Anti-money laundering (AML) efforts are the cornerstone of every financial compliance program. Check cashers rely on AML experts to successfully manage and avoid the risk for financial crime. Money laundering is one of the top fraudulent activities that check cashers must be able to detect and prevent. A comprehensive compliance plan, including expert AML guidance, is the solution for check cashers running licensed money service businesses.
AML Expertise for Check Cashers
Since AML regulation continues to evolve, check cashing businesses rely on AML experts to keep their compliance programs up to date. The threat of financial fraud may extend beyond current regulation based on location, the services offered, and other business-specific factors. An AML expert can take all of these variables into account and advise you on how to craft a comprehensive compliance program to keep fraudulent behavior out of your business.
For professionals, the Certified Anti-Money Laundering Specialist (CAMS) certification is the gold standard. The training and designation is provided by ACAMS, an international organization committed to supporting the knowledge, skills, and expertise of AML professionals. This member-based network created the CAMS to standardize how we test those who are entrusted with the detection and prevention of money laundering.
Money service businesses like check cashers particularly benefit from compliance consulting and legal advice since maintaining a bank account is paramount to their business model. Financial institutions are only willing to work with fully compliant check cashers, if they are willing to work with them at all. The trend of derisking makes finding and holding a real MSB bank account even more challenging than ever before.
AML Regulation & Trends
The threat of derisking refers to the phenomenon of banks closing down accounts for specific industries, rather than assessing the risk on an account by account basis. Industries that are deemed “risky” by Operation Choke Point include money service businesses, firearms dealers, lottery sales, coin dealers, and credit repair services. The list was retracted formally by FinCEN in early 2015, but the damage to the reputations of these industries was done.

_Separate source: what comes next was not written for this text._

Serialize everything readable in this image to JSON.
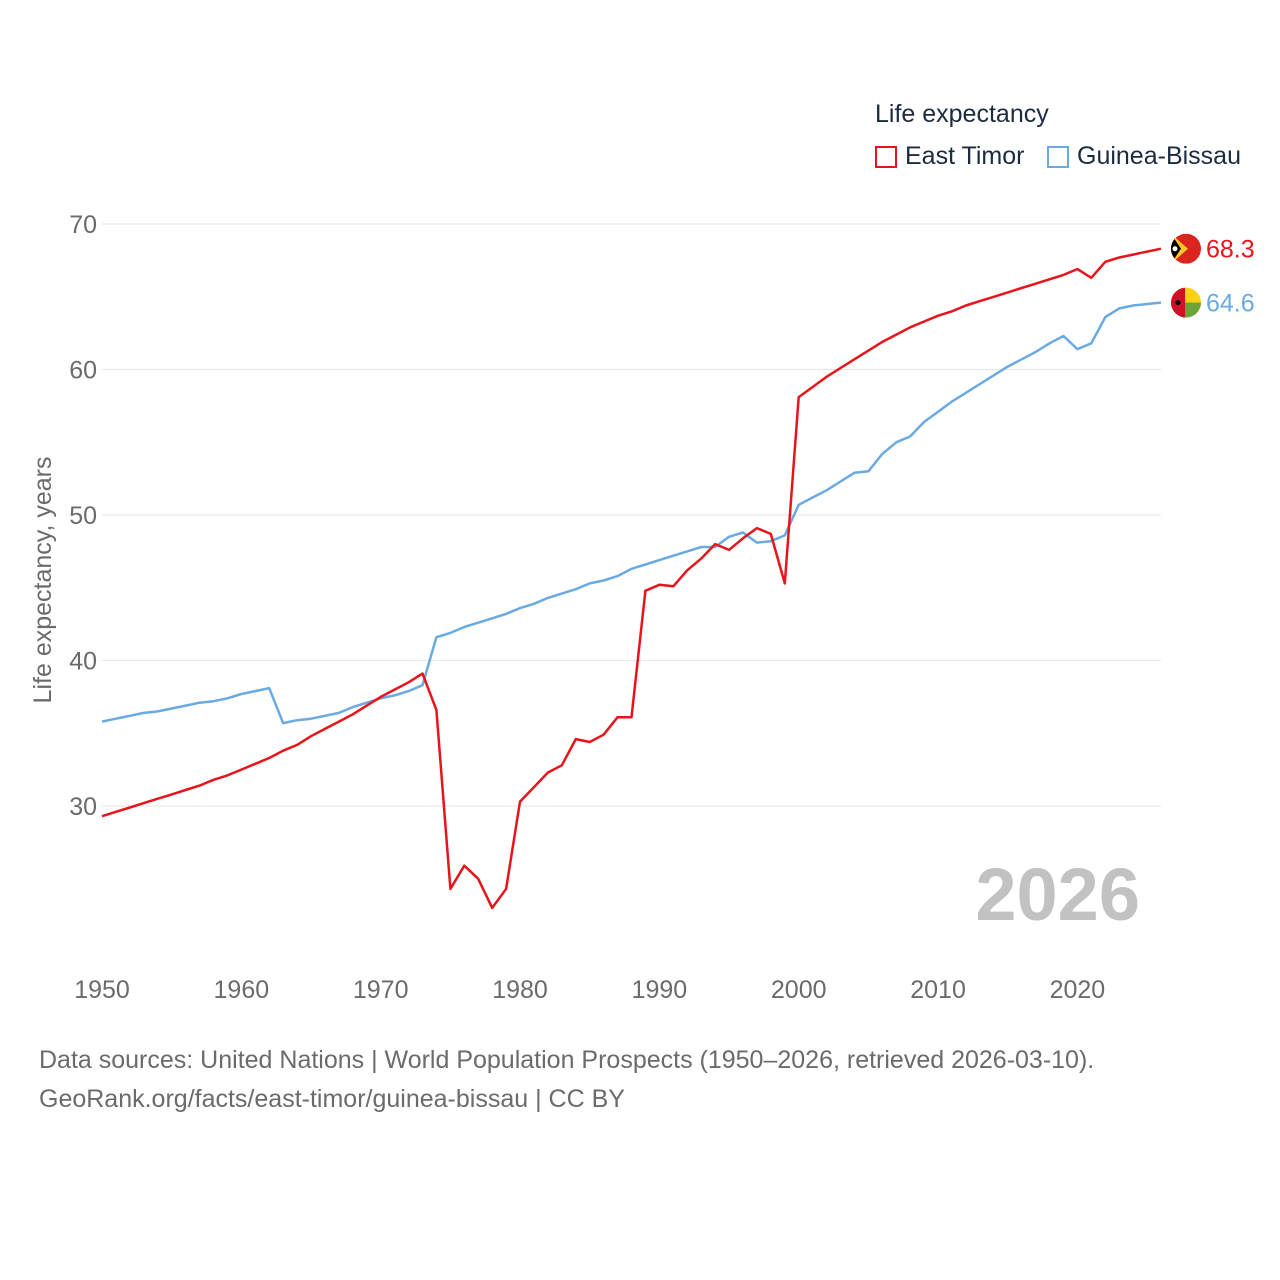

Banks eager to lower risk and shed compliance cost are still opting to terminate the bank accounts of check cashers, money transmitters, and money service businesses as a whole. As financial institutions work to balance their own AML risk, cutting out accounts they deem “risky” is the favored approach of big banks. If the bank and the money service business have an AML expert on their team, they can work together to forge a compliant and profitable relationship.

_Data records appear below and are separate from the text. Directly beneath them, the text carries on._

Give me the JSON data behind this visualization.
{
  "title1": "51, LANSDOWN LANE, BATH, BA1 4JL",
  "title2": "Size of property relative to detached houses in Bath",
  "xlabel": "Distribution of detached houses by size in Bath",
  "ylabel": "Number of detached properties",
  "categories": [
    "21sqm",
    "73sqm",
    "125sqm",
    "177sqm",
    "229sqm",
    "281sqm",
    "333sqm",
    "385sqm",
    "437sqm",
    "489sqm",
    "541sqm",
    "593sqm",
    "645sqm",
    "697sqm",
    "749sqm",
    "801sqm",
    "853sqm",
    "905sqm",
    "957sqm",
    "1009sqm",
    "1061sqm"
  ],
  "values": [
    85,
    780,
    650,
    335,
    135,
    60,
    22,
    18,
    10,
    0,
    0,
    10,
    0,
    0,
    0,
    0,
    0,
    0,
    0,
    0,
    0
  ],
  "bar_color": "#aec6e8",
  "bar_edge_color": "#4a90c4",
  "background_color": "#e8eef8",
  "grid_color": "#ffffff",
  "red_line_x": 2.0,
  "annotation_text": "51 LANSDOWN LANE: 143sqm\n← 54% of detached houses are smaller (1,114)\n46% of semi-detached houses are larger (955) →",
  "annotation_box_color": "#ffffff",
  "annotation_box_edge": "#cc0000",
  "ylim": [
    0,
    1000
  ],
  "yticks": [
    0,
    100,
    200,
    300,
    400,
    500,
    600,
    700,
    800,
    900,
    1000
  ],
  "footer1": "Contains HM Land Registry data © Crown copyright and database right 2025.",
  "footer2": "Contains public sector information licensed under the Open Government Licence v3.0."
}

We know that derisking is a major threat, but let’s take a look at how a few other current AML trends are affecting check cashers. According to Lexology, regulators are cracking down on the so-called “internal controls” for AML. This includes the measures taken to identify and report suspicious activity in a timely manner. Between March 2016 and June 2017, regulators brought 40 enforcement cases with penalties totaling $1 billion against financial institutions.
The majority of these cases targeted AML programs that were either absent or insufficient. These gaps led to a failure to file the necessary paperwork for Suspicious Activity Reports (SARs) and Currency Transaction Reports. Both of these reports are designed to aid in the detection and prevention of money laundering.

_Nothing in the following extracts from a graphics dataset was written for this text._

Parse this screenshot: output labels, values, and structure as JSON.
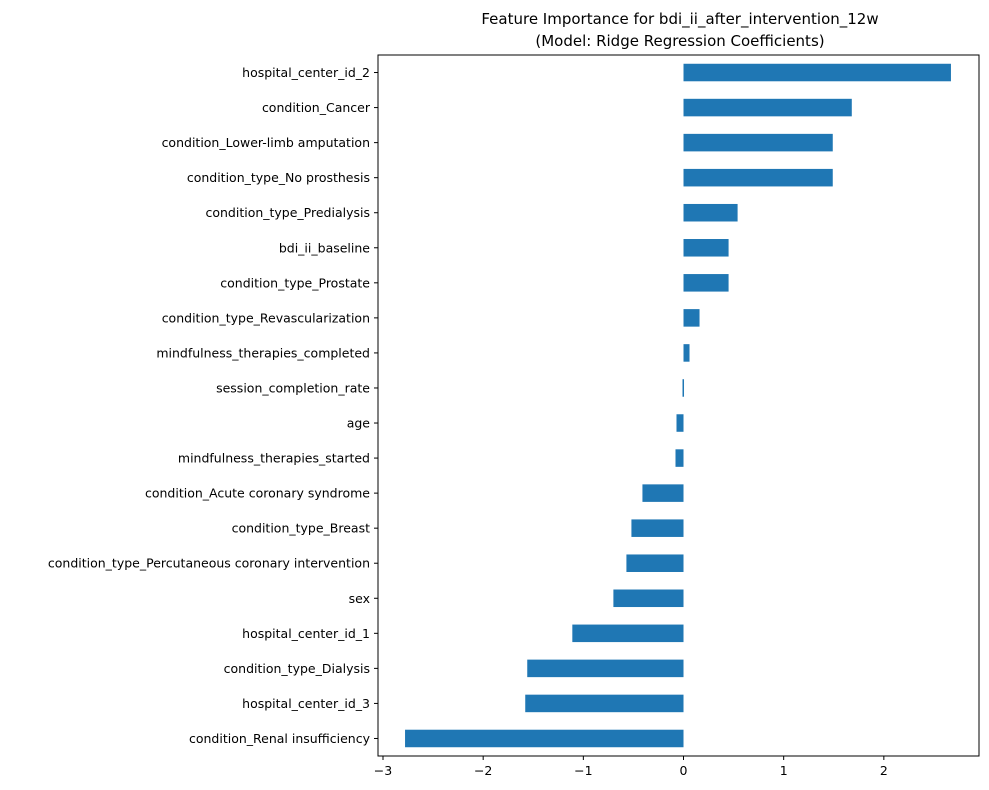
{
  "chart_data": {
    "type": "bar",
    "orientation": "horizontal",
    "title": "Feature Importance for bdi_ii_after_intervention_12w",
    "subtitle": "(Model: Ridge Regression Coefficients)",
    "xlabel": "",
    "ylabel": "",
    "xlim": [
      -3.05,
      2.95
    ],
    "xticks": [
      -3,
      -2,
      -1,
      0,
      1,
      2
    ],
    "xtick_labels": [
      "−3",
      "−2",
      "−1",
      "0",
      "1",
      "2"
    ],
    "grid": false,
    "bar_color": "#1f77b4",
    "categories": [
      "hospital_center_id_2",
      "condition_Cancer",
      "condition_Lower-limb amputation",
      "condition_type_No prosthesis",
      "condition_type_Predialysis",
      "bdi_ii_baseline",
      "condition_type_Prostate",
      "condition_type_Revascularization",
      "mindfulness_therapies_completed",
      "session_completion_rate",
      "age",
      "mindfulness_therapies_started",
      "condition_Acute coronary syndrome",
      "condition_type_Breast",
      "condition_type_Percutaneous coronary intervention",
      "sex",
      "hospital_center_id_1",
      "condition_type_Dialysis",
      "hospital_center_id_3",
      "condition_Renal insufficiency"
    ],
    "values": [
      2.67,
      1.68,
      1.49,
      1.49,
      0.54,
      0.45,
      0.45,
      0.16,
      0.06,
      -0.01,
      -0.07,
      -0.08,
      -0.41,
      -0.52,
      -0.57,
      -0.7,
      -1.11,
      -1.56,
      -1.58,
      -2.78
    ]
  }
}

FinCEN recently added a fifth pillar to its BSA requirements: enhanced customer due diligence. This new pillar requires check cashers to verify the identify of all new customers as well as their purpose for opening a new account. Check cashers rely on their POS check cashing technology to collect the data needed to comply with Know Your Customer (KYC) requirements.
Now, BSA programs will encompass the following pillars:
- Internal policies
- Procedures and controls to prevent money laundering
- A qualified BSA Officer
- Ongoing employee AML training
- Independent audit function to test the BSA program
As regulations change, many check cashers are forced into a cycle of playing “catch up.” The most efficient and compliant check cashers employ experts to help them stay ahead of the curve. By adopting federal regulations before they become official mandates, your check cashing business can avoid penalties and fines. Staying on top of your compliance also frees up your time so that you can focus on expanding your reach in the community and nurturing your existing customer base.
NCC’s Commitment to AML Compliance Efforts
NCC works to keep both financial institutions and the check cashers they serve compliant. To do this, NCC facilitates transparent and efficient relationships through cutting edge POS technology to keep everyone on the same page. At any point in time, the financial institution can see what is happening at the money service business. The MSB owner can manage multiple locations and toggle between a birds eye view and specific data points. When banks and check cashers stay compliant, they are able to divert their attention to growing their business.
In order to honor this unwavering commitment to check cashing compliance, NCC works with experienced federal agents with investigative and regulatory experience. NCC’s Director of Banking Mark Ochab is a former federal agent with hands-on experience fighting financial crime.
As the alternative financial services industry evolves, NCC will stay ahead of the curve. This forward-facing mindset is the motivation behind NCC’s cutting edge POS technology and high caliber team. NCC serves the check cashing industry with reliable MSB bank accounts and strategic MSB services.
These services are the icing on the cake for check cashing clients. NCC’s supported MSB services include Remote Deposit Capture (RDC), Automated Clearing House (ACH) deposits, wire transfer, armored cash delivery, advanced POS technology, and more. Together, these services give check cashers all of the tools they need to run a compliant and successful money service business.